In order to unpack and truly get to the bottom of Green Friday, its message, and its impact as a movement, we must first understand its capitalist counterpart Black Friday.
Black Friday is well known as a day when purchasing caution is abandoned as consumers the world over are enticed by slashed prices, often buying things they don’t need.
This day has become ubiquitous for it’s ridiculous sales, one day only offers, the massive demand this spike in consumption places on shipping and packaging resources, and the subsequent adverse damage done to the environment.

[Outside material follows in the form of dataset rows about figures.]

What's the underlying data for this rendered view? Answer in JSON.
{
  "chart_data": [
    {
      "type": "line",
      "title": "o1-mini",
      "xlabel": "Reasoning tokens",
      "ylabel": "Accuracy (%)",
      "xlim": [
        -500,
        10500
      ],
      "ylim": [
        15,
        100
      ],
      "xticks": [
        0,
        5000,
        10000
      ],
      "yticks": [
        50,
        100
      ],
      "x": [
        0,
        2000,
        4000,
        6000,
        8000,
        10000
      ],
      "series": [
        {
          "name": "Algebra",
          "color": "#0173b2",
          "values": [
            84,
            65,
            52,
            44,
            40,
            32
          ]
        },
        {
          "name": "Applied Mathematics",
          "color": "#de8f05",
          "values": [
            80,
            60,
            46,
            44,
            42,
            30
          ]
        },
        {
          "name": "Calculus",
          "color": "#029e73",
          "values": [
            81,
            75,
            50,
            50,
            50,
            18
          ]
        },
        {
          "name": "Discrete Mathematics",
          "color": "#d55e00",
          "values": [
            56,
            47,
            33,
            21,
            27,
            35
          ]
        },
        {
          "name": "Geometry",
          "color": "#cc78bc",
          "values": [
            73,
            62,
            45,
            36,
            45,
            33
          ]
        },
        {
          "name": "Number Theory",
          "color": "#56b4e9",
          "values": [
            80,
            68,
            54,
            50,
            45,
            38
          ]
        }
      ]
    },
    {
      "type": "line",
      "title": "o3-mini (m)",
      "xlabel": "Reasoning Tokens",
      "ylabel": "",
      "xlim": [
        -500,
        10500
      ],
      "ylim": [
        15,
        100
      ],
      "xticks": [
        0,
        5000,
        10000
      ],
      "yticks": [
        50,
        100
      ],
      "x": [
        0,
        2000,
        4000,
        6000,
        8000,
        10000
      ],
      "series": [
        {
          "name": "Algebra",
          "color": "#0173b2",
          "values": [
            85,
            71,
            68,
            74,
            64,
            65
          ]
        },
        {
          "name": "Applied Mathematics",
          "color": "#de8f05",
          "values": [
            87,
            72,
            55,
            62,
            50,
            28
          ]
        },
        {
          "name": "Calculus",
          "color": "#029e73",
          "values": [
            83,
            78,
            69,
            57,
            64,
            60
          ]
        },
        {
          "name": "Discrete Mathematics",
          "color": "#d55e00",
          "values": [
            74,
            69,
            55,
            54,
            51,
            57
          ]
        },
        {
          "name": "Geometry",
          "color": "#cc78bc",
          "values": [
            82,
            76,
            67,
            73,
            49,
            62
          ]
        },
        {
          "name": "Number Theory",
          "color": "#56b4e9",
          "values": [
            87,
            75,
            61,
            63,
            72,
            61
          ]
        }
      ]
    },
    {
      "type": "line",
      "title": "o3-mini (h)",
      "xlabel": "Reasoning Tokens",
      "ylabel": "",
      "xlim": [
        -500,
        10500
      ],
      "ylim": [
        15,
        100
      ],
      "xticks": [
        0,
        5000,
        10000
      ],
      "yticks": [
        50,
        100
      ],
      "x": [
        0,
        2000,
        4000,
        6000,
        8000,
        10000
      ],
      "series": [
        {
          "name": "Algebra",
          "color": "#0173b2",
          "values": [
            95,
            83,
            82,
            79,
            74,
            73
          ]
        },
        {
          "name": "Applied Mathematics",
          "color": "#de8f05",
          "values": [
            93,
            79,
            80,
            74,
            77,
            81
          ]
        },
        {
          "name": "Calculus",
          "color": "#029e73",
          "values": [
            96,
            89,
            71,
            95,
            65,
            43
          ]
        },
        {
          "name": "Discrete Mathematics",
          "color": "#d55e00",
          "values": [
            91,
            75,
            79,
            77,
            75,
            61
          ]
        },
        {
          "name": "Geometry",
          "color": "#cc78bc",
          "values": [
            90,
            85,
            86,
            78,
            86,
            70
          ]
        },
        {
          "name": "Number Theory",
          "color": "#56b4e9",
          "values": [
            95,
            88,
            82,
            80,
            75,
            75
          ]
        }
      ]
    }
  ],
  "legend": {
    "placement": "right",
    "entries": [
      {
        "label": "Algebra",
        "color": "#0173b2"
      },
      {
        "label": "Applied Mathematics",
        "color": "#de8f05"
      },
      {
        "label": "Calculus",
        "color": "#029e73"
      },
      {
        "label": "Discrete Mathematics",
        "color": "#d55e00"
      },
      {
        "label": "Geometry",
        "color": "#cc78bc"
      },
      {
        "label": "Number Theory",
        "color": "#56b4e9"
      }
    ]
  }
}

To put this into perspective, here are a few quick hot takes from 2019’s Black Friday sales madness via Spend Me Not:
- 93.2 million online shoppers worldwide
- 30% of global annual retail sales in 2019 were made between Black Friday and Christmas
- Global online shopping sales reached an all-time high of $7.4 billion USD
- $2.9 billion USD worth of global Black Friday sales were made through mobile phones
- Amazon counted 54.9% of global 2019 sales on Black Friday
However, many more people are becoming aware of the detrimental effects their purchases and consumerism have on our environment and resources. This has led to calls for sustainable practices on the part of businesses being increasingly demanded by consumers.
Hysterical buying trends that arose as a result of Black Friday have given rise to an alternative movement that fights against unbridled consumerism. The counter movement, Green Friday, encourages people to consider whether their desired purchases are necessary, and if they must buy to do so from a company that is rooted in sustainable and ethical values and practices.